The menu at The Stacked Pickle is comprised of classic sports bar offerings, like burgers, pizza, and wings, but the flavors and ingredients elevate the dishes to something you wouldn’t normally find in a sports bar.
“[Our food] it’s fresh and it’s on trend. We pride ourselves on having some updated menu items and then the overall diversity of the menu,” Brackett says. “I think that really helps when families are undecided on where they want to go. If someone wants pizza, someone wants wings, and someone wants a burger at the Stacked Pickle you can have all three. At a lot of our competitors I don’t think that’s the case.”
The diverse offering at The Stacked Pickle includes sports-bar staples and lighter options. By offering salads, rice bowls, and other healthier options, customers tend to come into the restaurant for lunch. “We have a whole side of our menu that’s a healthier side, so there’s some options in there, whether it be a wrap or salad or a rice bowl that someone can enjoy and still go back to work. I think that kind of drives traffic for lunch,” Brackett says.

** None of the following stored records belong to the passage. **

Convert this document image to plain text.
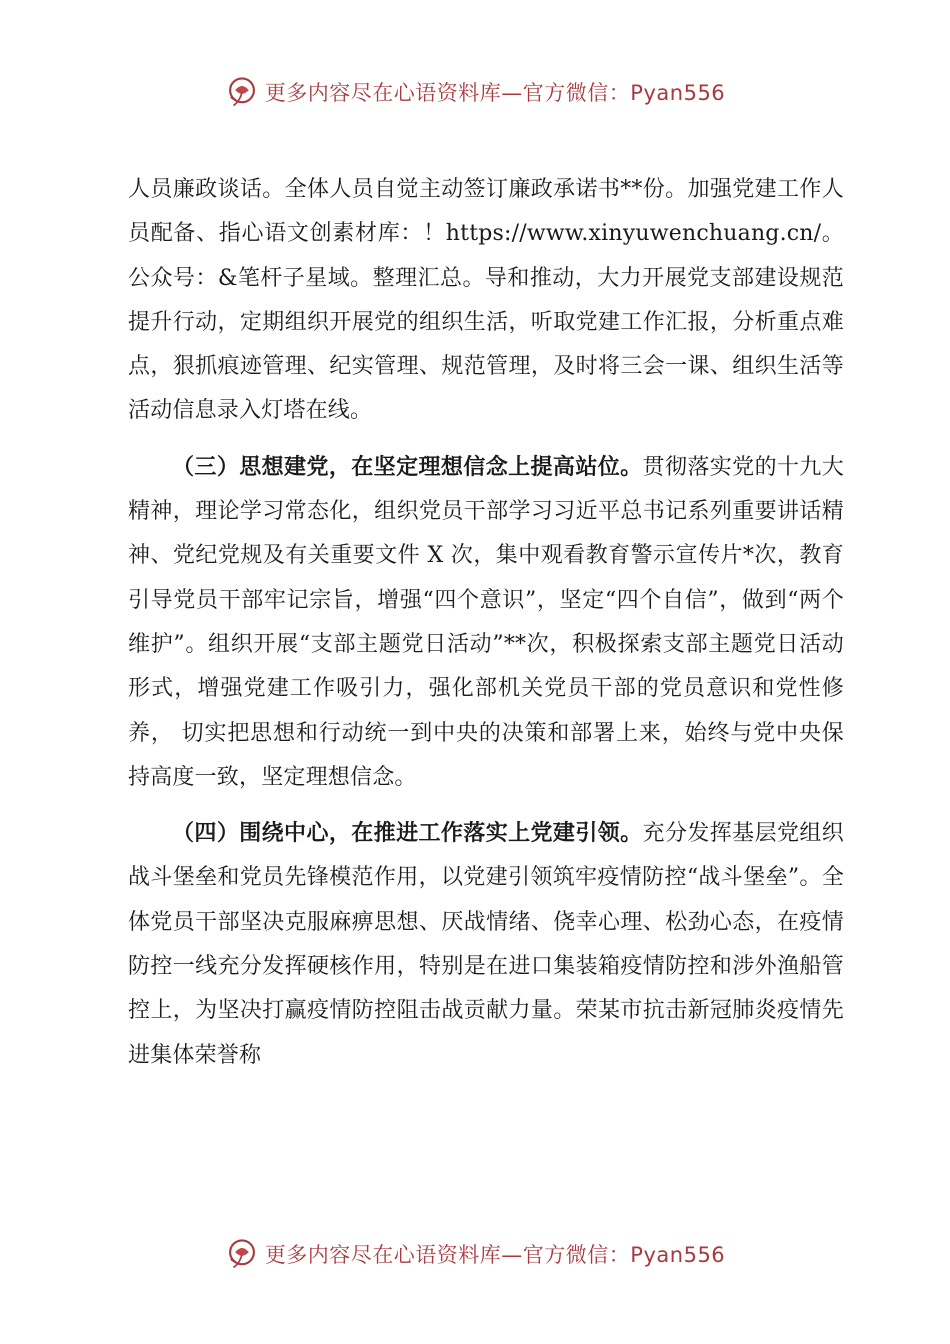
更多内容尽在心语资料库—官方微信：Pyan556

人员廉政谈话。全体人员自觉主动签订廉政承诺书**份。加强党建工作人员配备、指心语文创素材库：！https://www.xinyuwenchuang.cn/。公众号：&笔杆子星域。整理汇总。导和推动，大力开展党支部建设规范提升行动，定期组织开展党的组织生活，听取党建工作汇报，分析重点难点，狠抓痕迹管理、纪实管理、规范管理，及时将三会一课、组织生活等活动信息录入灯塔在线。

（三）思想建党，在坚定理想信念上提高站位。贯彻落实党的十九大精神，理论学习常态化，组织党员干部学习习近平总书记系列重要讲话精神、党纪党规及有关重要文件 X 次，集中观看教育警示宣传片*次，教育引导党员干部牢记宗旨，增强“四个意识”，坚定“四个自信”，做到“两个维护”。组织开展“支部主题党日活动”**次，积极探索支部主题党日活动形式，增强党建工作吸引力，强化部机关党员干部的党员意识和党性修养， 切实把思想和行动统一到中央的决策和部署上来，始终与党中央保持高度一致，坚定理想信念。

（四）围绕中心，在推进工作落实上党建引领。充分发挥基层党组织战斗堡垒和党员先锋模范作用，以党建引领筑牢疫情防控“战斗堡垒”。全体党员干部坚决克服麻痹思想、厌战情绪、侥幸心理、松劲心态，在疫情防控一线充分发挥硬核作用，特别是在进口集装箱疫情防控和涉外渔船管控上，为坚决打赢疫情防控阻击战贡献力量。荣某市抗击新冠肺炎疫情先进集体荣誉称

更多内容尽在心语资料库—官方微信：Pyan556
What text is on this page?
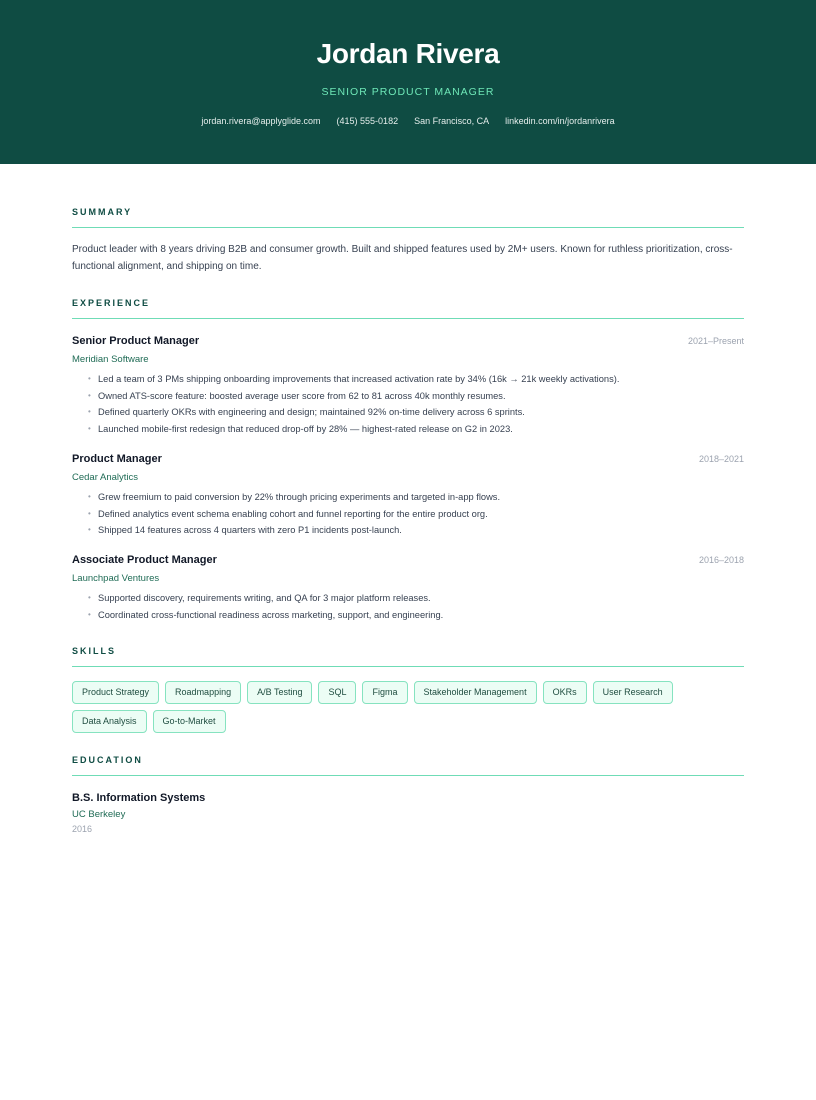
Jordan Rivera
SENIOR PRODUCT MANAGER
jordan.rivera@applyglide.com (415) 555-0182 San Francisco, CA linkedin.com/in/jordanrivera
SUMMARY
Product leader with 8 years driving B2B and consumer growth. Built and shipped features used by 2M+ users. Known for ruthless prioritization, cross-functional alignment, and shipping on time.
EXPERIENCE
Senior Product Manager	2021–Present
Meridian Software
• Led a team of 3 PMs shipping onboarding improvements that increased activation rate by 34% (16k → 21k weekly activations).
• Owned ATS-score feature: boosted average user score from 62 to 81 across 40k monthly resumes.
• Defined quarterly OKRs with engineering and design; maintained 92% on-time delivery across 6 sprints.
• Launched mobile-first redesign that reduced drop-off by 28% — highest-rated release on G2 in 2023.
Product Manager	2018–2021
Cedar Analytics
• Grew freemium to paid conversion by 22% through pricing experiments and targeted in-app flows.
• Defined analytics event schema enabling cohort and funnel reporting for the entire product org.
• Shipped 14 features across 4 quarters with zero P1 incidents post-launch.
Associate Product Manager	2016–2018
Launchpad Ventures
• Supported discovery, requirements writing, and QA for 3 major platform releases.
• Coordinated cross-functional readiness across marketing, support, and engineering.
SKILLS
Product Strategy	Roadmapping	A/B Testing	SQL	Figma	Stakeholder Management	OKRs	User Research
Data Analysis	Go-to-Market
EDUCATION
B.S. Information Systems
UC Berkeley
2016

Brackett also decided to include catering as another way to customers can experience The Stacked Pickle. Lighter options are all a part of the regular menu items, but are also popular options when someone places a catering order, Brackett says.
These healthier menu items have also helped drive traffic to the catering part of the business.
“I think a lot of times you think about a sports bar, you don’t think about what they cater to,” Brackett says. “We really made a mission to cater and that’s a beautiful thing for lunch when you have a couple hundred dollars leaving the door. That’s very unique from a sports bar that we can cater so well.”